In-office Endometrial Ablation
A thin tube with a tiny camera is used to look inside the uterus. No incisions are made. The physician then uses another device to burn the lining of the endometrium.
Bladder Repair & Incontinence Procedures
Sometimes a woman’s muscles or tissues that support the urethra, bladder, uterus, or rectum are damaged. There are a few different types of surgery for treatment:
- Synthetic materials are injected into the tissue around the urethra to provide support and tighten the opening of the bladder neck. The procedure is usually performed in your health care professional’s office with local anesthesia. A lighted scope is inserted into the urethra and the material is injected through a thin needle. The procedure takes less than 20 minutes and may take two or three injections to get the desired result. The injections may improve symptoms but do not usually result in a complete cure of incontinence.

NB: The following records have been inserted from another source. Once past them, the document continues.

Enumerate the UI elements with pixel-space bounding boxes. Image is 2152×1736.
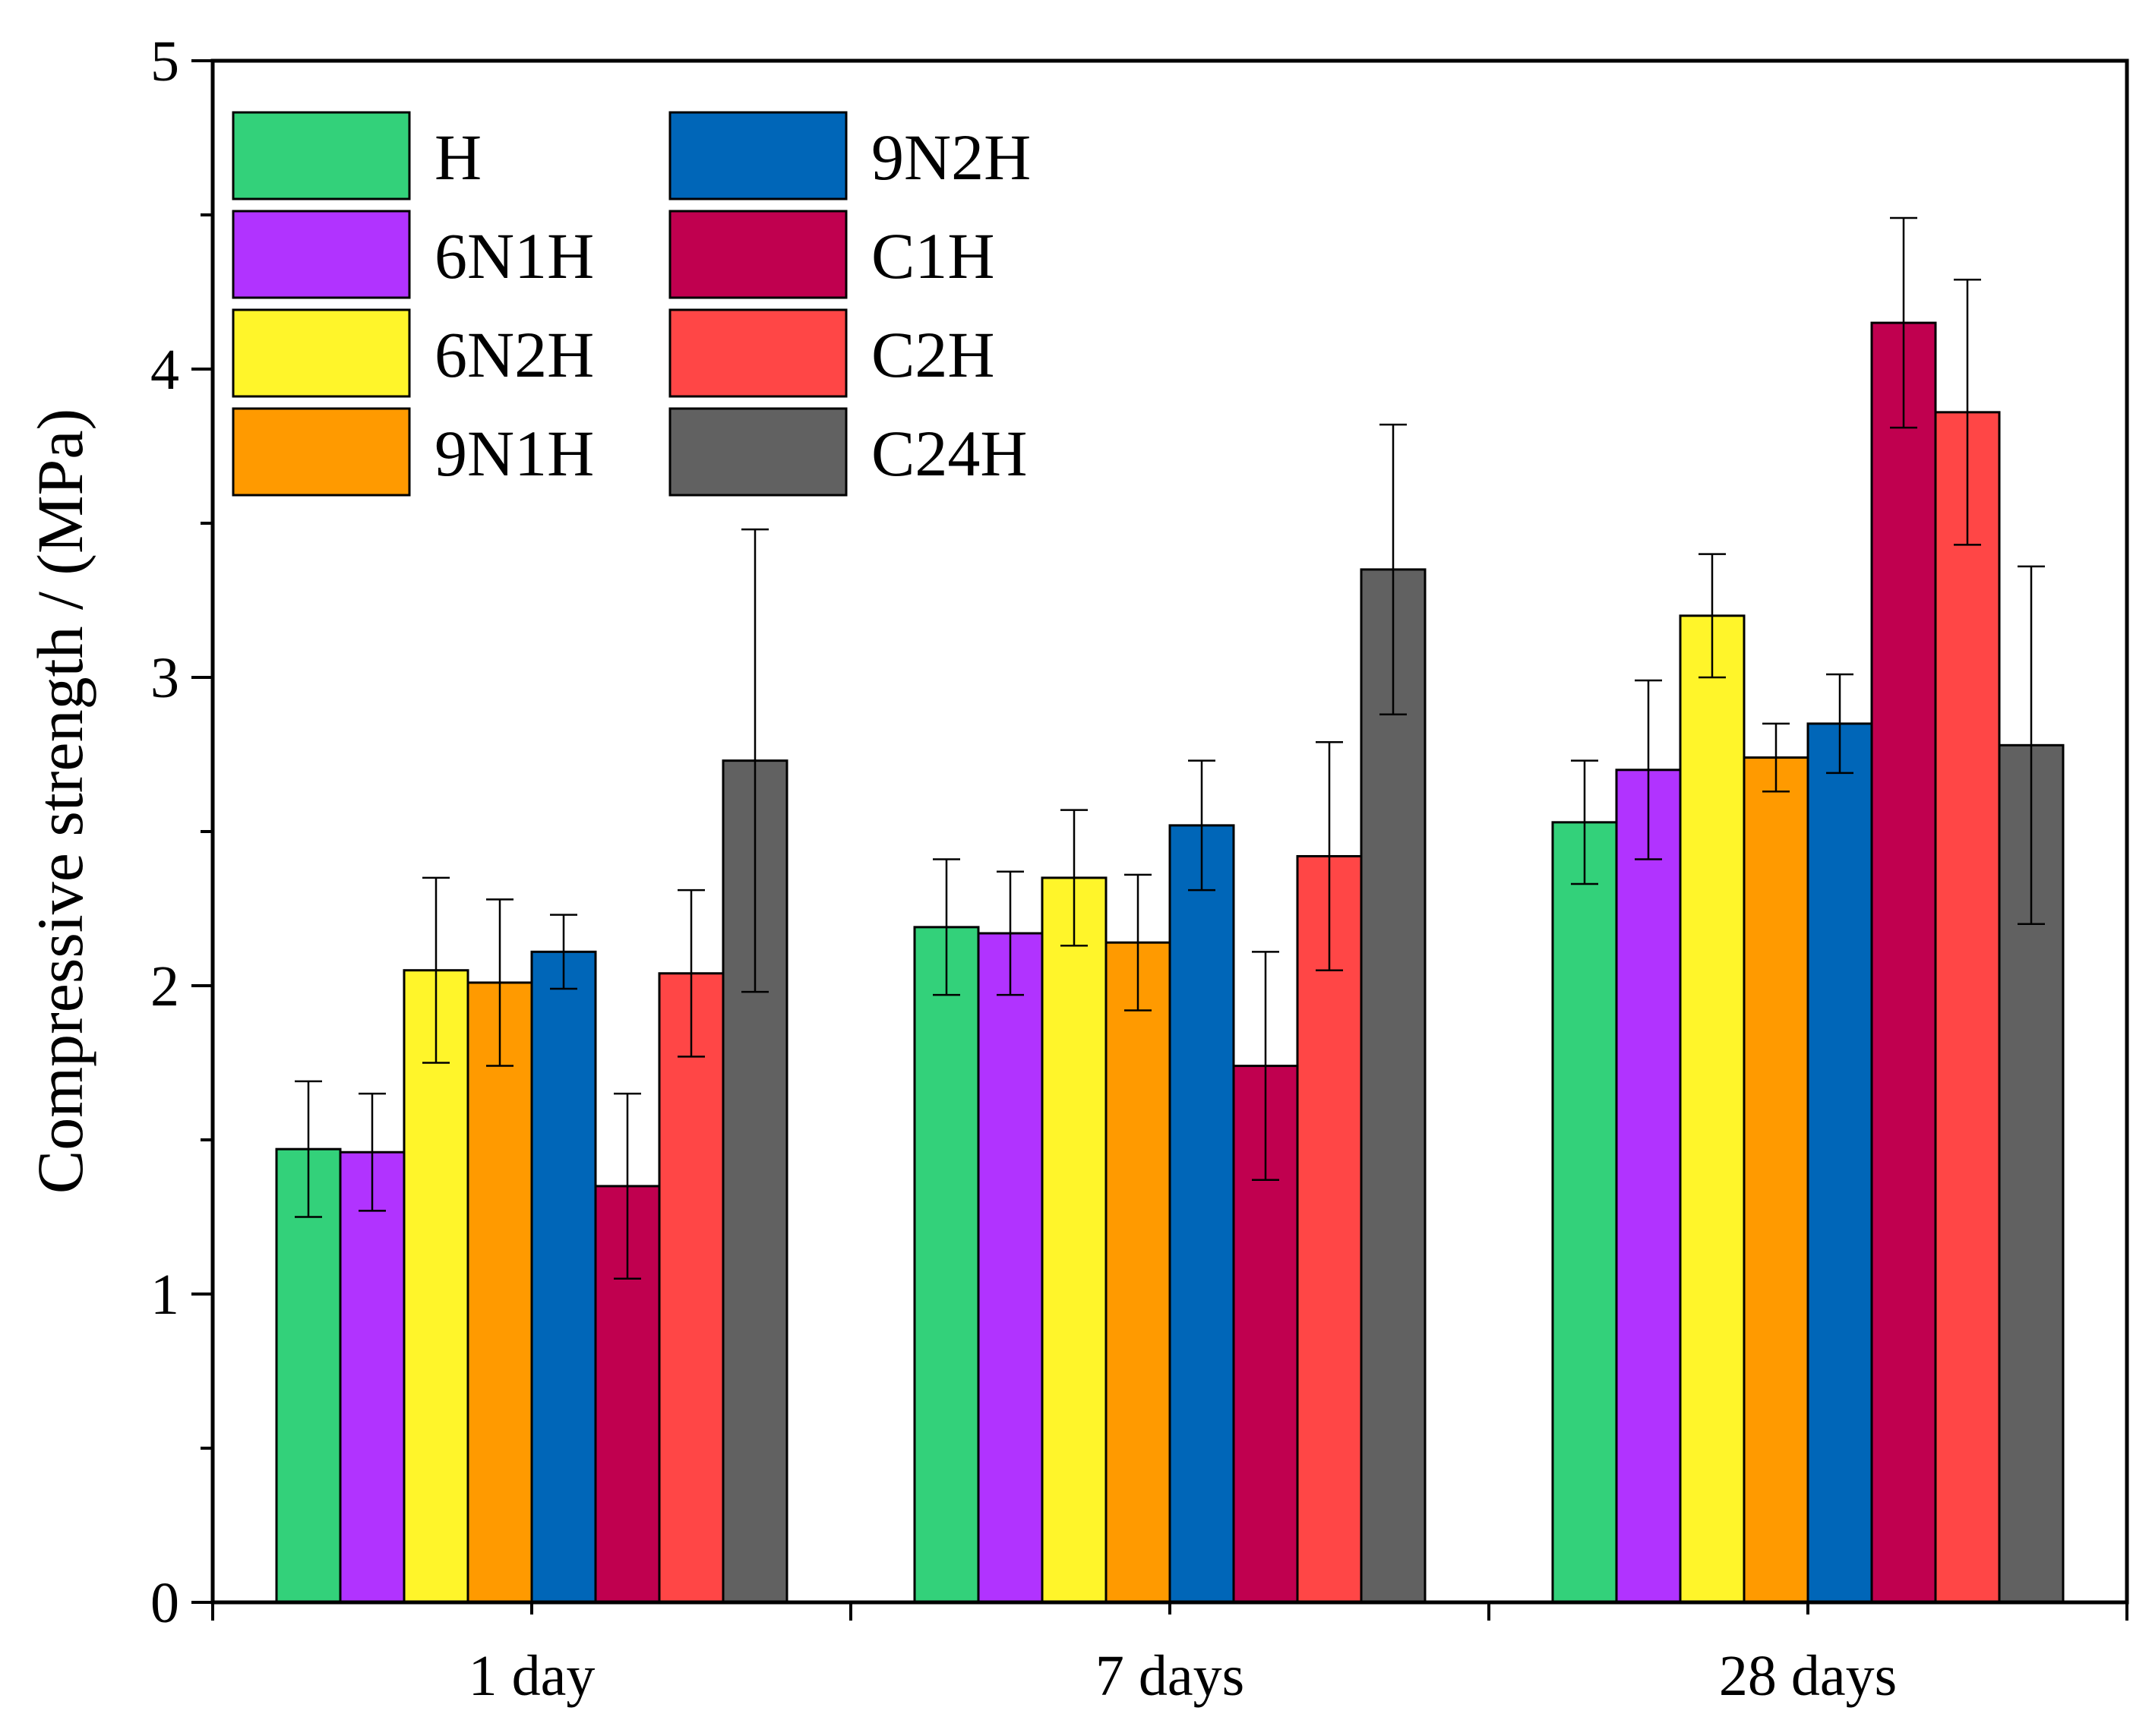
x-category-label: 28 days (1719, 1644, 1897, 1708)
y-tick-label: 4 (150, 338, 179, 402)
legend-label-C24H: C24H (871, 417, 1027, 490)
legend: H 6N1H 6N2H 9N1H 9N2H C1H C2H C24H (232, 111, 1031, 497)
legend-label-9N1H: 9N1H (435, 417, 594, 490)
legend-swatch-6N2H (232, 308, 411, 398)
legend-swatch-C2H (668, 308, 848, 398)
legend-swatch-9N2H (668, 111, 848, 200)
bar-9N2H-2 (1806, 722, 1873, 1604)
bar-6N2H-2 (1679, 614, 1746, 1604)
bar-9N1H-0 (466, 981, 533, 1604)
bar-9N2H-1 (1168, 824, 1235, 1604)
bar-H-2 (1551, 821, 1618, 1604)
bar-6N1H-0 (339, 1150, 406, 1604)
bar-9N1H-1 (1104, 941, 1171, 1604)
legend-swatch-H (232, 111, 411, 200)
bar-6N2H-0 (403, 969, 469, 1604)
legend-swatch-6N1H (232, 210, 411, 299)
axes-layer: 0 1 2 3 4 5 1 day 7 days 28 days (150, 30, 2129, 1708)
bar-6N1H-2 (1615, 769, 1682, 1604)
legend-label-C1H: C1H (871, 219, 994, 292)
y-tick-label: 2 (150, 955, 179, 1018)
bar-6N2H-1 (1041, 876, 1108, 1604)
y-tick-label: 0 (150, 1571, 179, 1635)
legend-label-H: H (435, 121, 482, 194)
bars-layer (275, 216, 2065, 1604)
bar-C24H-1 (1360, 568, 1427, 1604)
x-category-label: 1 day (469, 1644, 596, 1708)
y-axis-title: Compressive strength / (MPa) (24, 409, 96, 1194)
y-tick-label: 1 (150, 1263, 179, 1327)
bar-C2H-2 (1934, 411, 2001, 1604)
bar-H-1 (913, 926, 980, 1604)
bar-C2H-0 (658, 972, 725, 1604)
legend-label-C2H: C2H (871, 318, 994, 391)
legend-label-9N2H: 9N2H (871, 121, 1031, 194)
legend-swatch-9N1H (232, 407, 411, 497)
bar-9N2H-0 (530, 950, 597, 1604)
y-tick-label: 3 (150, 646, 179, 710)
bar-C1H-2 (1870, 321, 1937, 1604)
legend-label-6N2H: 6N2H (435, 318, 594, 391)
bar-9N1H-2 (1743, 756, 1809, 1604)
legend-swatch-C24H (668, 407, 848, 497)
x-category-label: 7 days (1095, 1644, 1244, 1708)
y-tick-label: 5 (150, 30, 179, 93)
legend-label-6N1H: 6N1H (435, 219, 594, 292)
bar-6N1H-1 (977, 932, 1044, 1604)
bar-H-0 (275, 1147, 342, 1604)
legend-swatch-C1H (668, 210, 848, 299)
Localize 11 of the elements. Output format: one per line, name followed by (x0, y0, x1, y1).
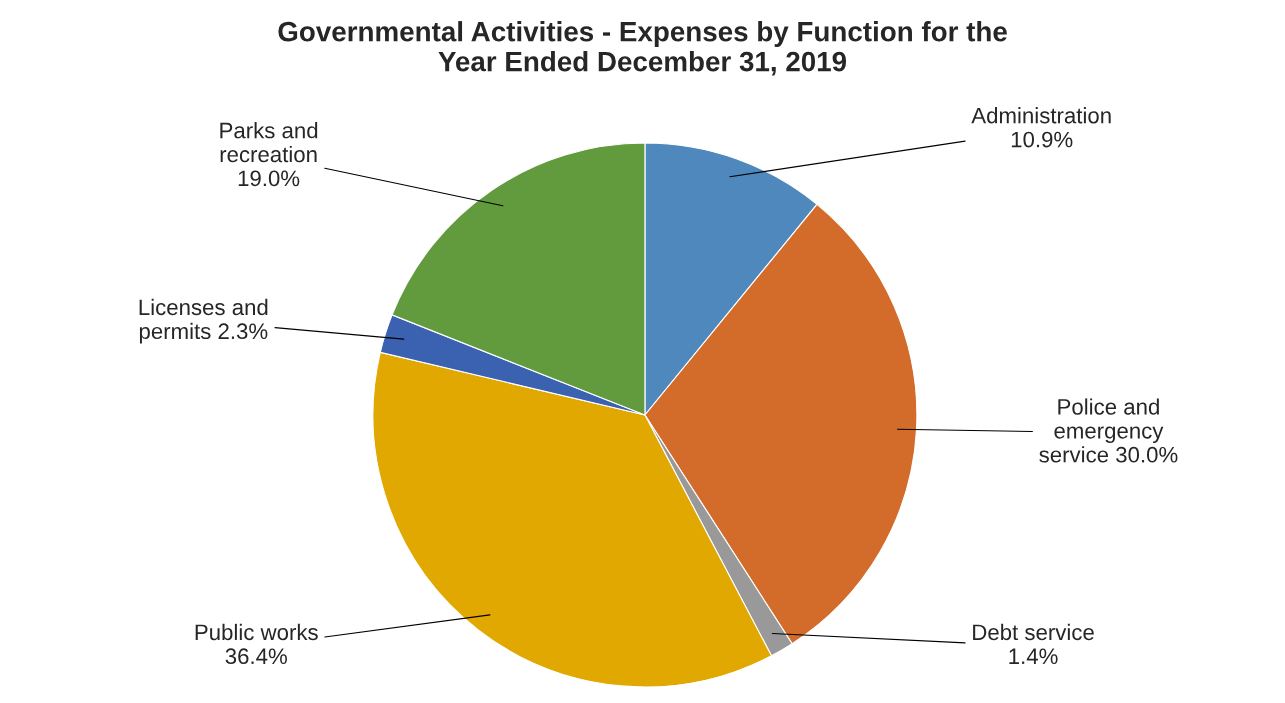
slice-label: Police and emergency service 30.0% (1039, 398, 1178, 463)
slice-label: Licenses and permits 2.3% (139, 298, 268, 344)
slice-label: Public works (195, 623, 318, 641)
slice-label: Debt service (973, 623, 1094, 641)
data-label: 19.0% (238, 170, 300, 187)
data-label: 1.4% (1009, 648, 1058, 665)
slice-label: Parks and recreation (220, 122, 318, 163)
chart-title: Governmental Activities - Expenses by Function for the Year Ended December 31, 2019 (278, 21, 1007, 76)
slice-label: Administration (971, 107, 1111, 124)
data-label: 36.4% (225, 648, 287, 665)
data-label: 10.9% (1011, 131, 1073, 148)
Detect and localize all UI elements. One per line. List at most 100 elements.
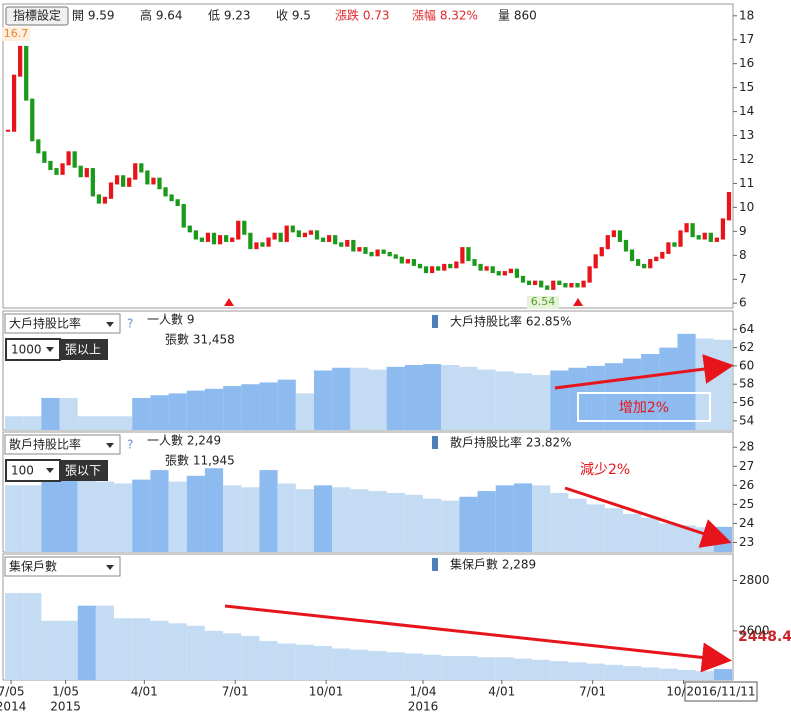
y-tick-label: 2800 [739, 573, 770, 587]
candle [24, 45, 29, 101]
candle [169, 194, 174, 202]
bar [186, 625, 205, 680]
candle [296, 230, 301, 238]
panel-headers: 大戶持股比率 大戶持股比率 62.85%? 一人數 9 張數 31,458 1000 張以… [4, 313, 572, 577]
candle [454, 261, 459, 269]
year-label: 2015 [50, 700, 81, 714]
candle [36, 139, 41, 154]
bar [604, 508, 623, 552]
bar [241, 487, 260, 552]
bar [423, 364, 442, 430]
candle [272, 232, 277, 240]
candle [363, 247, 368, 254]
candle [417, 263, 423, 269]
bar [95, 416, 115, 430]
threshold-unit: 張以上 [65, 343, 101, 357]
bar [659, 668, 678, 680]
candle [278, 232, 283, 242]
candle [314, 230, 320, 240]
indicator-button[interactable] [5, 6, 69, 26]
bar [404, 653, 424, 680]
y-tick-label: 60 [739, 358, 754, 372]
trend-arrow [554, 354, 734, 390]
candle [466, 247, 471, 262]
bar [41, 620, 60, 680]
candle [411, 259, 417, 266]
quote-item: 漲幅 8.32% [412, 8, 478, 23]
selector[interactable] [4, 313, 121, 334]
candle [423, 266, 429, 274]
candle [217, 235, 223, 245]
y-tick-label: 23 [739, 535, 754, 549]
candle [557, 280, 562, 286]
candle [581, 280, 586, 288]
bar [332, 648, 351, 680]
candle [139, 163, 144, 173]
selector[interactable] [4, 434, 121, 455]
x-tick-label: 4/01 [131, 685, 158, 699]
quote-item: 漲跌 0.73 [335, 8, 390, 23]
min-label: 6.54 [531, 295, 556, 308]
cursor-date: 2016/11/11 [686, 685, 755, 699]
candle [496, 271, 501, 276]
y-tick-label: 16 [739, 56, 754, 70]
candle [654, 256, 659, 262]
bar [368, 651, 387, 680]
y-tick-label: 18 [739, 8, 754, 22]
bar [659, 347, 678, 430]
bar [622, 358, 642, 430]
candle [11, 74, 17, 132]
bar [513, 483, 533, 552]
candle [569, 283, 574, 288]
button-label[interactable]: 指標設定 [13, 8, 61, 23]
candle [478, 263, 483, 271]
legend: 散戶持股比率 23.82% [450, 435, 572, 450]
bar [295, 393, 314, 430]
bar [368, 491, 387, 552]
x-tick-label: 7/05 [0, 685, 25, 699]
dropdown-arrow [106, 565, 114, 570]
bar [259, 640, 278, 680]
selector[interactable] [4, 556, 121, 577]
candle [42, 151, 47, 163]
bar [77, 605, 96, 680]
y-tick-label: 11 [739, 176, 754, 190]
bar [350, 367, 369, 430]
legend: 大戶持股比率 62.85% [450, 314, 572, 329]
y-tick-label: 9 [739, 224, 747, 238]
candle [102, 196, 108, 204]
bar [604, 363, 623, 430]
y-tick-label: 56 [739, 395, 754, 409]
candle [308, 230, 314, 235]
candle [623, 239, 629, 252]
y-tick-label: 24 [739, 516, 754, 530]
bar [277, 483, 296, 552]
candle [211, 232, 217, 245]
bar [277, 379, 296, 430]
max-label: 16.7 [4, 27, 29, 40]
candle [551, 280, 556, 290]
y-tick-label: 7 [739, 272, 747, 286]
bar [77, 477, 96, 552]
y-tick-label: 64 [739, 322, 754, 336]
bar [150, 395, 169, 430]
bar [441, 365, 460, 430]
candle [357, 247, 362, 252]
threshold: 100 [11, 464, 34, 478]
y-tick-label: 28 [739, 440, 754, 454]
bar [5, 416, 24, 430]
people-count: 一人數 9 [147, 313, 194, 327]
bar [659, 523, 678, 552]
quote-item: 高 9.64 [140, 8, 183, 23]
candle [254, 242, 259, 250]
event-marker [224, 298, 234, 306]
bar [41, 397, 60, 430]
bar [223, 485, 242, 552]
candle [490, 266, 495, 274]
trend-arrow [224, 604, 732, 673]
bar [695, 671, 714, 680]
candle [242, 220, 247, 235]
bar [59, 397, 78, 430]
bar [532, 375, 551, 430]
candle [157, 177, 162, 190]
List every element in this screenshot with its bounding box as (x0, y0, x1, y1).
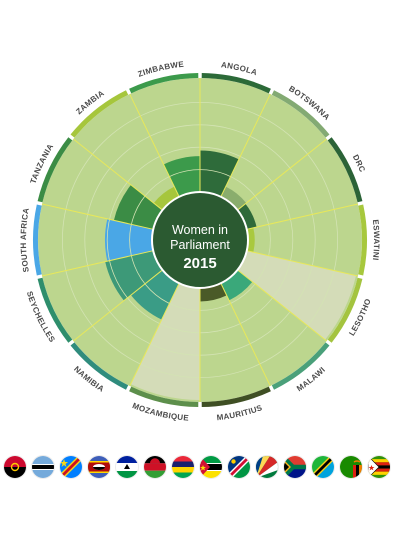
label-mauritius: MAURITIUS (216, 403, 264, 422)
bar-malawi (220, 269, 253, 301)
rim-botswana (271, 90, 330, 138)
rim-eswatini (358, 204, 368, 276)
flag-namibia-icon (228, 456, 250, 478)
flag-lesotho-icon (116, 456, 138, 478)
grid-spoke (220, 93, 271, 197)
flag-drc-icon (60, 456, 82, 478)
grid-layer (41, 78, 359, 402)
bar-layer (104, 150, 356, 400)
flag-angola-icon (4, 456, 26, 478)
grid-spoke (129, 93, 180, 197)
flag-row (4, 456, 396, 478)
bar-tanzania (113, 184, 163, 230)
year-label: 2015 (183, 255, 216, 272)
label-drc: DRC (351, 153, 367, 173)
flag-zimbabwe-icon (368, 456, 390, 478)
rim-zimbabwe (129, 73, 199, 94)
grid-spoke (220, 283, 271, 387)
flag-zambia-icon (340, 456, 362, 478)
rim-drc (327, 137, 363, 203)
label-angola: ANGOLA (220, 60, 258, 77)
bar-eswatini (246, 227, 255, 253)
rim-layer (33, 73, 368, 407)
grid-spoke (237, 138, 327, 211)
rim-tanzania (37, 137, 73, 203)
flag-mozambique-icon (200, 456, 222, 478)
grid-spoke (73, 138, 163, 211)
grid-spoke (246, 203, 359, 230)
rim-angola (201, 73, 271, 94)
flag-tanzania-icon (312, 456, 334, 478)
rim-malawi (271, 342, 330, 390)
bar-lesotho (237, 250, 356, 340)
grid-spoke (41, 203, 154, 230)
flag-eswatini-icon (88, 456, 110, 478)
rim-namibia (70, 342, 129, 390)
label-eswatini: ESWATINI (371, 219, 381, 261)
center-circle (151, 191, 249, 289)
grid-spoke (73, 269, 163, 342)
bar-mozambique (130, 283, 200, 400)
bar-zambia (153, 186, 180, 211)
bar-botswana (220, 186, 247, 211)
grid-spoke (129, 283, 180, 387)
bar-angola (200, 150, 239, 197)
flag-malawi-icon (144, 456, 166, 478)
rim-zambia (70, 90, 129, 138)
rim-mozambique (129, 386, 199, 407)
polar-chart: ANGOLABOTSWANADRCESWATINILESOTHOMALAWIMA… (19, 60, 381, 423)
flag-mauritius-icon (172, 456, 194, 478)
grid-spoke (246, 250, 359, 277)
center-title: Women in Parliament 2015 (151, 191, 249, 289)
rim-south-africa (33, 204, 42, 276)
label-south-africa: SOUTH AFRICA (19, 207, 31, 273)
rim-lesotho (327, 277, 363, 343)
rim-mauritius (201, 386, 271, 407)
bar-zimbabwe (163, 156, 200, 197)
grid-spoke (41, 250, 154, 277)
rim-seychelles (37, 277, 73, 343)
bar-seychelles (105, 250, 163, 301)
flag-botswana-icon (32, 456, 54, 478)
bar-drc (237, 203, 257, 230)
flag-south-africa-icon (284, 456, 306, 478)
grid-spoke (237, 269, 327, 342)
bar-south-africa (104, 218, 154, 262)
title-line-1: Women in (172, 223, 228, 237)
flag-seychelles-icon (256, 456, 278, 478)
title-line-2: Parliament (170, 238, 230, 252)
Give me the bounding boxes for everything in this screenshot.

- Urethral Sling — There are two types
- Midurethral sling—The mid-urethral sling is the most common type of surgery used to correct SUI. It is a narrow strap made of synthetic mesh and placed under the urethra. It acts as a hammock to lift or support the urethra and the neck of the bladder.
- Traditional sling—In this type of surgery, the sling is a strip of your tissue taken from the lower abdomen or thigh. The ends of the sling are stitched in place through an incision in the abdomen.
- The part of the urethra nearest to the bladder is restored to its normal position.